Sunan Muria berdakwah dengan media kesenian, tradisi dan kebudayaan setempat. Caranya yang menarik dan interaktif mengambil hati masyarakat, membuat ia berhasil membawa pengaruh besar di sana. Awal perkembangan Islam di Kudus, tak lepas dari sosok Sunan Muria.
Tidak diketahui kapan persisnya Sunan Muria wafat, tetapi diyakini ia meninggal dunia pada tahun 1560 Masehi. Sunan Muria dimakamkan di puncak Gunung Muria, dengan ketinggian 1.600 mdpl. Tepatnya di Jalan Terminal Wisata, Colo, Kecamatan Dawe, Kabupaten Kudus, Jawa Tengah.
Untuk mencapai ke Makam Sunan Muria, perjalanan yang ditempuh tak mudah. Perlu mendaki 430 anak tangga, tetapi sepanjang jalan pemandangannya sangat indah dan asri. Kini Makam Sunan Muria selain menjadi situs sejarah, juga merupakan tempat wisata religi, edukasi, dan rekreasi.
Makam Sunan Muria selalu ramai dikunjungi oleh wisatawan dan peziarah. Tempat yang disakralkan ini buka selama 24 jam setiap harinya. Tarif masuk untuk mengunjungi Makam Sunan Muria adalah Rp2.000.
Di atas sana bukan hanya ada Makam Sunan Muria yang sering dikunjungi oleh peziarah. Ada pula Masjid Muria, rumah ibadah yang telah dibangun pada abad ke-15 Masehi.

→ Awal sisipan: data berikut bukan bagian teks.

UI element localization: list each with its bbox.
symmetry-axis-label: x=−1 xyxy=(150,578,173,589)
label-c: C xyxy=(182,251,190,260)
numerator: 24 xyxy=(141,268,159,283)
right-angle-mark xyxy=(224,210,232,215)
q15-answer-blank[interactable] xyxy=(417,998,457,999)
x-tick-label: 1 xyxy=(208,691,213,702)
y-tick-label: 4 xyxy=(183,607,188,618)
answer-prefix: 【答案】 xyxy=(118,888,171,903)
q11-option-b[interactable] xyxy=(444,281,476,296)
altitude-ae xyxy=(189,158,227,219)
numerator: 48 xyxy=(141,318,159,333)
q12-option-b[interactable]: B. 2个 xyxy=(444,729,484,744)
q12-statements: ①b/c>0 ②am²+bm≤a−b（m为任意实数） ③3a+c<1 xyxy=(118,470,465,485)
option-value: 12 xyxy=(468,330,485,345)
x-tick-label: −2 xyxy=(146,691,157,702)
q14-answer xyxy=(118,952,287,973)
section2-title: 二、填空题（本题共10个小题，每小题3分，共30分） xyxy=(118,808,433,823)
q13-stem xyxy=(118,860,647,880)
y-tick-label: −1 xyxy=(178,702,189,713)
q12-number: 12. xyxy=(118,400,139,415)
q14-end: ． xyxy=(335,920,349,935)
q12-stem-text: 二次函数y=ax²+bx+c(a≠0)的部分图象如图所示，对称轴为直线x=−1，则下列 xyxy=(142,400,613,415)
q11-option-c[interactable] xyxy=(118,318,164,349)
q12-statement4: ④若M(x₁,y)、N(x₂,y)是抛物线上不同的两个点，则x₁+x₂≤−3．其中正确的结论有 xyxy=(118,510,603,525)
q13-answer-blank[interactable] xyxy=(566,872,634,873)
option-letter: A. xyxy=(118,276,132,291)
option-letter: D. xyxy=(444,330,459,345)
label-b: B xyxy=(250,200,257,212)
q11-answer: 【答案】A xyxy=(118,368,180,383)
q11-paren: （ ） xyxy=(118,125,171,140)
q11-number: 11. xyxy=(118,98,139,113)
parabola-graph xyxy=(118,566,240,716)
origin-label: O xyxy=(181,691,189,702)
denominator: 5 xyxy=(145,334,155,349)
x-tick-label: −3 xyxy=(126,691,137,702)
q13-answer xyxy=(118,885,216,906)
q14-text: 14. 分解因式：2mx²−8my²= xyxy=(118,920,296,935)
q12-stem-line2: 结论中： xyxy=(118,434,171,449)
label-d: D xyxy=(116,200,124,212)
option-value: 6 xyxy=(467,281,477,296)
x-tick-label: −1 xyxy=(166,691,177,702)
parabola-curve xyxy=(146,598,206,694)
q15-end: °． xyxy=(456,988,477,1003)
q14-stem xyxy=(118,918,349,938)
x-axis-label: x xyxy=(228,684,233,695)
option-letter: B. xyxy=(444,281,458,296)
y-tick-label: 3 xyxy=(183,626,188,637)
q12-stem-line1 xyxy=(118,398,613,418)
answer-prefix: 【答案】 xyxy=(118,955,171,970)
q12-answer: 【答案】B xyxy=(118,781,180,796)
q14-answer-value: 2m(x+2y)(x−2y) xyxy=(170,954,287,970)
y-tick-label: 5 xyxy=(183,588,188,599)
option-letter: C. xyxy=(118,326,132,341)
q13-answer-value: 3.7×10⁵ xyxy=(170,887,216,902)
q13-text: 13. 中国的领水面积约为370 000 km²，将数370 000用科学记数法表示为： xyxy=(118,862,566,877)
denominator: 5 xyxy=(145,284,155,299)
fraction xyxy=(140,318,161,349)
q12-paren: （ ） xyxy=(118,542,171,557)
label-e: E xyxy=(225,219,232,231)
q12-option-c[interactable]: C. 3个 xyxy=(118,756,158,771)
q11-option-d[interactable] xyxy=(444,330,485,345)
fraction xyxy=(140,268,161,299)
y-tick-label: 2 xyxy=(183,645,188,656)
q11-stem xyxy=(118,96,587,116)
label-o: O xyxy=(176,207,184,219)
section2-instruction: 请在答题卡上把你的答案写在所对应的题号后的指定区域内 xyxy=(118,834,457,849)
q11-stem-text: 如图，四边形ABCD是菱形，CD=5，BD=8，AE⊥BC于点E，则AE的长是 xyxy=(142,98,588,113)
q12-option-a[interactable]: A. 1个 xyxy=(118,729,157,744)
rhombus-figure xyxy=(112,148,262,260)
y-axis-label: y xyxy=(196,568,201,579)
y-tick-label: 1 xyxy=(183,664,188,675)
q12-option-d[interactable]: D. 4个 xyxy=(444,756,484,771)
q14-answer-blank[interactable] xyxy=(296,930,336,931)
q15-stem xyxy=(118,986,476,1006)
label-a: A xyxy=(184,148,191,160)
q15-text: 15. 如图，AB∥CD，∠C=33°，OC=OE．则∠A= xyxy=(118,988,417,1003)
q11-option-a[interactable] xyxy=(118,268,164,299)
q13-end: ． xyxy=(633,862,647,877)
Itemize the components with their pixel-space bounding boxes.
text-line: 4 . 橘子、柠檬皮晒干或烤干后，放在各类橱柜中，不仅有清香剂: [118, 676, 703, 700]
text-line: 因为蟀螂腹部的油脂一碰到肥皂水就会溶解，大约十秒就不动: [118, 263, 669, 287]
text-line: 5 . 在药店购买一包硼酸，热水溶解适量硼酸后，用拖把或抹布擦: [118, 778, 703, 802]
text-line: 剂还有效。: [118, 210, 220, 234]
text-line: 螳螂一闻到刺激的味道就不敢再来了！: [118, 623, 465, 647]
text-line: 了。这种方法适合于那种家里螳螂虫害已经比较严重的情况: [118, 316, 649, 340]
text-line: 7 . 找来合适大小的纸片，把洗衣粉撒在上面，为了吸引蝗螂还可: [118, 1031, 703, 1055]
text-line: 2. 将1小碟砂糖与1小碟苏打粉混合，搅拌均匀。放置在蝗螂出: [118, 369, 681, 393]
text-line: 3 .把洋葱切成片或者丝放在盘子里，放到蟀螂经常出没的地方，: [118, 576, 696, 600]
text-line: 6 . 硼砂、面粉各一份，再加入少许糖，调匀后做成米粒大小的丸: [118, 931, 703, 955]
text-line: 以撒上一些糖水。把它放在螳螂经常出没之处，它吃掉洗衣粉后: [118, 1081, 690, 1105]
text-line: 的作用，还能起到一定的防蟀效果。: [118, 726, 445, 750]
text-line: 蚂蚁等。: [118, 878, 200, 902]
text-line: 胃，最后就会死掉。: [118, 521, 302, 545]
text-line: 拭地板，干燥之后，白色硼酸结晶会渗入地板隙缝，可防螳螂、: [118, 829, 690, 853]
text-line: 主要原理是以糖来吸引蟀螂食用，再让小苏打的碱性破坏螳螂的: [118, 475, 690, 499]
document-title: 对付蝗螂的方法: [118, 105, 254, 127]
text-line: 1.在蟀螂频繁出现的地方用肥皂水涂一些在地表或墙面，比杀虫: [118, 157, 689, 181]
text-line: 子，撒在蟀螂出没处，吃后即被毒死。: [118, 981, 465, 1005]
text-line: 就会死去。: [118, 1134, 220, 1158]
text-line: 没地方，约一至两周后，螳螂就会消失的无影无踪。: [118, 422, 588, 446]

Beberapa peninggalan yang bisa ditemui di dalam masjid, salah satunya tempat imam (mihrab) asli dari zaman itu. Ada pula bedug dari kayu jati yang usianya lebih dari satu abad. Bedug tersebut memiliki ukiran naga dan ayam jantan, menjadi simbol harmonis budaya Tionghoa dan Jawa.
Menariknya, Masjid Muria yang sekarang ini bukanlah bangunan aslinya. Sunan Muria disebut pernah membakar hangus masjid buatannya tersebut karena masjid itu sering dipuji keindahannya. Setelah itu, masjid ini direnovasi sehingga tidak lagi asli bangunannya.
Selain Masjid Muria, Makam Sunan Muria juga dilengkapi oleh banyak fasilitas lainnya. Ada area parkir yang luas, toilet, toko souvenir, tempat penginapan hingga pesantren.
Beberapa keyakinan di tempat ini juga menjadi daya tarik Makam Sunan Muria. Di sana ada bambu trembelang yang konon katanya air dari bambu tersebut bisa menyembuhkan penyakit. Ada pula tanaman parijoto yang ditanam langsung oleh Sunan Muria, dipercaya berkhasiat untuk kesuburan dan ibu hamil.